Let $R$ be a Noetherian ring and $I$ an ideal of $R$. If $M$ is a finitely generated $R$-module and $i\neq 0$ is the greatest integer such that $H^i_I(M)$ is nonzero, then $H^i_I(M)$ is not a finitely generated $R$-module.
Can someone show me how to prove it? Thanks a lot!

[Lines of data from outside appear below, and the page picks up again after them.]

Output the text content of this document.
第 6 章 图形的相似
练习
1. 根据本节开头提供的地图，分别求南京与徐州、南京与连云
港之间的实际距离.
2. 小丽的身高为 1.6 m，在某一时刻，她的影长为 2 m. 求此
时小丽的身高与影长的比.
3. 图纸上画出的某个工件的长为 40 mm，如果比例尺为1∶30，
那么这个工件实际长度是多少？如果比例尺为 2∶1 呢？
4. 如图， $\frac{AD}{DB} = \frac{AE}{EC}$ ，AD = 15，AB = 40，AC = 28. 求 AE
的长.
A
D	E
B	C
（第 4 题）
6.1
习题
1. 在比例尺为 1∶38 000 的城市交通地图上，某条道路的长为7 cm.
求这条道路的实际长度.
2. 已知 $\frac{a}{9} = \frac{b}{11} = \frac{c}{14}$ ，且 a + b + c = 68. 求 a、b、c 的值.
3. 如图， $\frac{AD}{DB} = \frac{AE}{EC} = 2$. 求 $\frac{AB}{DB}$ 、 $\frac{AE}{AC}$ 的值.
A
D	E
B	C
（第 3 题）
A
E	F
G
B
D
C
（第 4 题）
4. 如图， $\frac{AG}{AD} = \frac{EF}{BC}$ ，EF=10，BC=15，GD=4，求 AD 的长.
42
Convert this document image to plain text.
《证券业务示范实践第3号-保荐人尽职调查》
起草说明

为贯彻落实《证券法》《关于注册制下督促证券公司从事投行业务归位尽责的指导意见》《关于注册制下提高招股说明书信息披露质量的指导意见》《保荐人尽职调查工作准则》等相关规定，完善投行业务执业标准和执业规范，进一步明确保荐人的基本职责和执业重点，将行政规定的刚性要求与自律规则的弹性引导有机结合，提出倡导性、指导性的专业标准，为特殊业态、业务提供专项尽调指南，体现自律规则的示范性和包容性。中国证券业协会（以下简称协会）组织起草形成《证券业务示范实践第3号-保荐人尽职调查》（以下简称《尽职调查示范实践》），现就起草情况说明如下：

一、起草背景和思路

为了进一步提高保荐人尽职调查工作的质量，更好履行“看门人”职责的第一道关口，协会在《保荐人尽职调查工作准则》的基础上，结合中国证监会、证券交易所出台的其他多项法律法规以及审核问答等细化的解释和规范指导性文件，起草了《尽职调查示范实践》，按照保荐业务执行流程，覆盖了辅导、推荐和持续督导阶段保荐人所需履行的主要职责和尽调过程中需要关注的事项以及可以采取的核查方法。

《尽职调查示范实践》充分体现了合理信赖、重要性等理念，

You can assume that $R$ is local. Since $H_I^i(M)\simeq H_I^i(M/\Gamma_I(M))$ you may also assume that $I$ contains a non-zero divisor on $M$ (why?), say $a$. We have a short exact sequence $$0\to M\stackrel{a}\to M\to M/aM\to 0$$ which gives rise to an exact sequence $$H_I^i(M)\stackrel{a}\to H_I^i(M)\to H_I^i(M/aM)\to 0.$$
Now proceed by induction on $\dim M$.
If $\dim M=1$, then by Grothendieck's Vanishing Theorem we have $i=1$, and moreover $H_I^1(M/aM)=0$. Thus the map $H_I^1(M)\stackrel{a}\to H_I^1(M)$ is surjective, so $H_I^1(M)=aH_I^1(M)$ and by Nakayama $H_I^1(M)$ can't be finitely generated.
If $\dim M>1$, then by Nakayama $H_I^i(M/aM)\ne0$. Since $\dim M/aM\le\dim M-1$ and by the induction hypothesis we get that $H_I^i(M/aM)$ is not finitely generated, so $H_I^i(M)$ is not finitely generated (why?).